While many small funders maintain niche or industry-specific practice areas, or in some cases take a regional approach, the industry is now seeing some of these smaller funders join forces to improve their product offering and widen their potential consumer-base. In a press release this Monday, it was announced that Ardec Funding, LawCash and Momentum Funding would be joining forces to operate under a new unified brand: Cartiga. The firm aims to bring the unique attributes of each firm to offer consumer legal funding and attorney funding, built on a foundation of proprietary data and technology assets, and a focus on maximising the customer experience. CEO of the newly-formed Cartiga, Charlie Platt, said that the new funder puts just as much emphasis on providing its clients with the right technology and data analytics tools as it does on providing the raw capital. By doing so, the company hopes to provide attorneys with the resources they need to select the right types of cases, and then see those proceedings through to a successful conclusion.

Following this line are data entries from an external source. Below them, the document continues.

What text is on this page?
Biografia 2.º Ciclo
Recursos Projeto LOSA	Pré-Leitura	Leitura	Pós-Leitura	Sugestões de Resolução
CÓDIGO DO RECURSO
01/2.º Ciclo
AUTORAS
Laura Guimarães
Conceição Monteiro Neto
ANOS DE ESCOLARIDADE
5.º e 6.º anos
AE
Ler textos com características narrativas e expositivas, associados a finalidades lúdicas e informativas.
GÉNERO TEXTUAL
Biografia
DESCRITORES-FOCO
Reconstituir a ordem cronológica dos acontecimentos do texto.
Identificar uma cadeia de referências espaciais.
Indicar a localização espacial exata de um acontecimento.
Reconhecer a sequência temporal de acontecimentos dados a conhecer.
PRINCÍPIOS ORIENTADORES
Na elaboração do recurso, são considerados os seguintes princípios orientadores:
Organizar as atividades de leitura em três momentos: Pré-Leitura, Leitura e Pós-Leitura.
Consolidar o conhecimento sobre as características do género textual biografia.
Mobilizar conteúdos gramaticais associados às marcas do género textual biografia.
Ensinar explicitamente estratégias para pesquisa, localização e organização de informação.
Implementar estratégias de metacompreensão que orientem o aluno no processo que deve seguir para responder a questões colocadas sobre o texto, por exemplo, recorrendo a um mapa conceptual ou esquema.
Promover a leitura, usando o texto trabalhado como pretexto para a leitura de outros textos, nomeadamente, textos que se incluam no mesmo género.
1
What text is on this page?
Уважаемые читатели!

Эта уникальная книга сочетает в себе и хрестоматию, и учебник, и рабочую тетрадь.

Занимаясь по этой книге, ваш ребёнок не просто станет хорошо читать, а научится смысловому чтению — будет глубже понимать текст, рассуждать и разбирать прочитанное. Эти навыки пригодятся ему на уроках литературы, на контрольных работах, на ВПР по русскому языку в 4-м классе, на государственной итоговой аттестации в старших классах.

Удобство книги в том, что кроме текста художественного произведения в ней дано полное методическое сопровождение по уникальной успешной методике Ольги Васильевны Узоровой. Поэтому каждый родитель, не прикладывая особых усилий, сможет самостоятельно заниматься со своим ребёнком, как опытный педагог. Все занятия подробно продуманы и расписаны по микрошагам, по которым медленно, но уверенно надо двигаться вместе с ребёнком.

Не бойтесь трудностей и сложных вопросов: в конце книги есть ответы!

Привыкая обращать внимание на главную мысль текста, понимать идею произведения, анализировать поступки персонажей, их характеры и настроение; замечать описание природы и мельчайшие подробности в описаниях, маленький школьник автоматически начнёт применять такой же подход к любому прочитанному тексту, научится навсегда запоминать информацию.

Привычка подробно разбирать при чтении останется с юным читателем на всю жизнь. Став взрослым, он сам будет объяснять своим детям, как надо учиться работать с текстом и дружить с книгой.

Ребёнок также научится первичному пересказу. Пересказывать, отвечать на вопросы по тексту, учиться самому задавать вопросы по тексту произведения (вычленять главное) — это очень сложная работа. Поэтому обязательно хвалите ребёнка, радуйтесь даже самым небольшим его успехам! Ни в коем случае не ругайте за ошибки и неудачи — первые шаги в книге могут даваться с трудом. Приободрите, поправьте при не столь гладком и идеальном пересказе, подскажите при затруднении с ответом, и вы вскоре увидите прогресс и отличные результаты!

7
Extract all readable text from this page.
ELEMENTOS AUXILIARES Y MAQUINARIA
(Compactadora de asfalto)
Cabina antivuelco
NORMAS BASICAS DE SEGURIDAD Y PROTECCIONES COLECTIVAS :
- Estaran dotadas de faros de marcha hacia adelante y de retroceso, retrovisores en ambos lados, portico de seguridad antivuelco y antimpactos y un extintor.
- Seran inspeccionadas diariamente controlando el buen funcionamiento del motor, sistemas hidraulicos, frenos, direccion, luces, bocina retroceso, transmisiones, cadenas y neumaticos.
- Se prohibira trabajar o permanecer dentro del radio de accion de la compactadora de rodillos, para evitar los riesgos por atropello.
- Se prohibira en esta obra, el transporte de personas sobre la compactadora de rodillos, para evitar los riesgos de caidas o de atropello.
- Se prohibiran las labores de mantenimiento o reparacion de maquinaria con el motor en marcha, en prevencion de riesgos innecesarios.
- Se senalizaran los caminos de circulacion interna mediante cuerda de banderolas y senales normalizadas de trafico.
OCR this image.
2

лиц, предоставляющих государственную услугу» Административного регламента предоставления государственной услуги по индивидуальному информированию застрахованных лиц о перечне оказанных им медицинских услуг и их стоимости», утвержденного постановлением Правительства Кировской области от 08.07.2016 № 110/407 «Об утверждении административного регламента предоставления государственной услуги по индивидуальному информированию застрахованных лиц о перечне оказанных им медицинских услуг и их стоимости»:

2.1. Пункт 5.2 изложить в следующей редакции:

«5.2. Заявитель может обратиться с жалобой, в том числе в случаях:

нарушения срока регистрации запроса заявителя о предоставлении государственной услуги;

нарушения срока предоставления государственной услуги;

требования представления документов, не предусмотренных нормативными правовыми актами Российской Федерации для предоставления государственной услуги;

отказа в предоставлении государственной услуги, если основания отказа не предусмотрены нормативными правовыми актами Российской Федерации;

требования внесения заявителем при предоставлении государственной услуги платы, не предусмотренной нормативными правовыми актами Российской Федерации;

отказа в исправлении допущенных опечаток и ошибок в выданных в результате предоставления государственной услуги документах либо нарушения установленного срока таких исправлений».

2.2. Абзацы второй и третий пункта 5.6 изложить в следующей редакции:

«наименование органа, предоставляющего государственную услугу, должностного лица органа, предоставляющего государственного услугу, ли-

UK Funder Supports Future Growth with New Hires

Following on from reporting last week that AxiaFunder, one of the UK’s fast-growing firms, was seeing success with its latest product offering, the funder has now announced two new hires to bolster its team. In an article by Peer2Peer Finance News, AxiaFunder announced the hiring of Anthony Berry and Noor Khadim, as senior case assessors who will join Michael Lent in the firm’s case assessment team. Berry brings over 20 years of experience in the legal services and insurance industry, while Khadim has previously worked as a partner at Armstrong Teasdale, and has experience as an expert legal consultant on arbitration for the U.S. Department of Commerce. CEO and founder of AxiaFunder, Cormac Leech, highlights the success of the firm’s track record as a key driver for its growth, noting that to date they have lost no claims. Leech also stated that the firm expects to reach profitability in the fourth quarter, with future growth looking strong.